TEMPO.CO, Jakarta - Jaksa Agung Muhammad Prasetyo berharap usulan tambahan pihaknya di Anggaran Pendapatan dan Belanja Negara Perubahan (APBN-P) 2016 dipenuhi Dewan Perwakilan Rakyat. Menurut dia, keberadaan anggaran itu akan berpengaruh ke kinerja Korps Adhyaksa.
"Bayangkan, biaya perkara untuk satu perkara korupsi, untuk kasus yang jumlahnya kadang 10 tersangka," ujar Prasetyo di Kompleks Kejaksaan Agung, Jumat, 10 Juni 2016.

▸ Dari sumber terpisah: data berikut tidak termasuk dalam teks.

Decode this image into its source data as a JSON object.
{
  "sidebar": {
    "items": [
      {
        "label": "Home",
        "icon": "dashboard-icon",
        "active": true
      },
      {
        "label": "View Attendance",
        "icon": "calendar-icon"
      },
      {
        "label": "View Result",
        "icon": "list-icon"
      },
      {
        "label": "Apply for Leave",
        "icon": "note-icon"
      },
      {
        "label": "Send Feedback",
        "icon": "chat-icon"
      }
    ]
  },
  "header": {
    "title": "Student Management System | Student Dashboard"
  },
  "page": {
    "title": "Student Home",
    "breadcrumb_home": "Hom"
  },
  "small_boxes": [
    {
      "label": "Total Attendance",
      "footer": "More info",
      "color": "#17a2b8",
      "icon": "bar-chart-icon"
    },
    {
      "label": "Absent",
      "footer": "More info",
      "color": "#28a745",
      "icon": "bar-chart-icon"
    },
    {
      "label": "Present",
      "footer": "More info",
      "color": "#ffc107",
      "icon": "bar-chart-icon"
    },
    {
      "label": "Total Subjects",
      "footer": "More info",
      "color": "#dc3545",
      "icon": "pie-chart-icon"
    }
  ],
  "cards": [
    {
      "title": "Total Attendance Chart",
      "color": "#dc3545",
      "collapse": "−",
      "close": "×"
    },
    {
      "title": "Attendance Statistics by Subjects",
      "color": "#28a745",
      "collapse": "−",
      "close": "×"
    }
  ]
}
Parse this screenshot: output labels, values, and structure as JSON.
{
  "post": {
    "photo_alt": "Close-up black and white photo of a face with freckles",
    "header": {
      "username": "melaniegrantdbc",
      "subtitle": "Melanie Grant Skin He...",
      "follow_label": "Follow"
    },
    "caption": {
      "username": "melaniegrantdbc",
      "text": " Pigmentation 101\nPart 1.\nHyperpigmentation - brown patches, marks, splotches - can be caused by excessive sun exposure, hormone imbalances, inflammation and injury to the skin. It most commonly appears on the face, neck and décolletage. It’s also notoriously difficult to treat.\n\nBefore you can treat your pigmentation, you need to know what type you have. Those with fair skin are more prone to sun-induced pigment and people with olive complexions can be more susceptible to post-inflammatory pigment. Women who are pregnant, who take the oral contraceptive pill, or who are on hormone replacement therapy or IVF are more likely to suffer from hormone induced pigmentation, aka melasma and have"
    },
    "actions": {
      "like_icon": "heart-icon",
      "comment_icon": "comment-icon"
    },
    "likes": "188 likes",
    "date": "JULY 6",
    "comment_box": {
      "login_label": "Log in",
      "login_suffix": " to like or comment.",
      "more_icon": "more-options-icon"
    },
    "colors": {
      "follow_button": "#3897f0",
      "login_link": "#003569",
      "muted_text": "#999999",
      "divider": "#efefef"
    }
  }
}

Beberapa hari lalu, dalam rapat kerja dengan Komisi III DPR, Prasetyo meminta tambahan anggaran Rp 310 miliar dalam APBN-P 2016. Menurut Prasetyo, anggaran itu untuk meringankan beban penanganan perkara, baik di bidang intelijen, pidana umum, perdata dan tata usaha, maupun pidana khusus.
Adapun dalam APBN 2016, Kejaksaan mendapat alokasi anggaran Rp 4,5 triliun, belum dipotong penghematan Rp 169 miliar. Sebagai pembanding, pada 2015, Kejagung tercatat menerima alokasi anggaran Rp 5,06 triliun dari APBN. Sedangkan pada 2014, Kejagung mendapat alokasi dana dari APBN sebesar Rp 3,8 triliun.
Prasetyo menjelaskan, kurangnya anggaran itu bisa berpengaruh ke kinerja penanganan perkara karena jaksa jadi harus menyiasati anggaran yang diberikan. Penggunaan anggaran harus dihemat betul agar mencukupi seluruh penanganan perkara yang ada tiap tahunnya.
Menurut Prasetyo, jaksa-jaksa di lapangan saat ini sudah mulai menerapkan penghematan tersebut. Sebab, anggaran tahun ini lebih kecil dibanding tahun lalu. Prasetyo pun berharap permintaan tambahan Rp 310 miliar tersebut segera dipenuhi.
"Kami kan enggak mungkin membiarkan kejahatan yang di depan mata. Perlu dipahami bagaimana teman-teman menyiasati anggaran di lapangan," ujarnya, menegaskan.
Selama ini, sejumlah jaksa beranggapan bahwa minimnya anggaran untuk mereka akibat masuknya jaksa dalam Undang-Undang Aparatur Sipil Negara. Dengan status ASN, Kejaksaan harus mengikuti mekanisme penganggaran lembaga sipil negara, yakni berdasarkan program kerja atau jumlah perkara di Kejaksaan.
Padahal jumlah perkara tak pernah pasti. Ketika anggaran tidak terpakai akibat jumlah perkara yang sedikit, hal itu dicap sebagai penyerapan anggaran yang gagal.
Keluhan minimnya anggaran juga dilontarkan Kepala Kejaksaan Negeri Jakarta Timur Narendra Jatna. "Status itu tidak pas dengan Kejaksaan yang memiliki banyak karakteristik khusus seperti Komisi Pemberantasan Korupsi," ujarnya.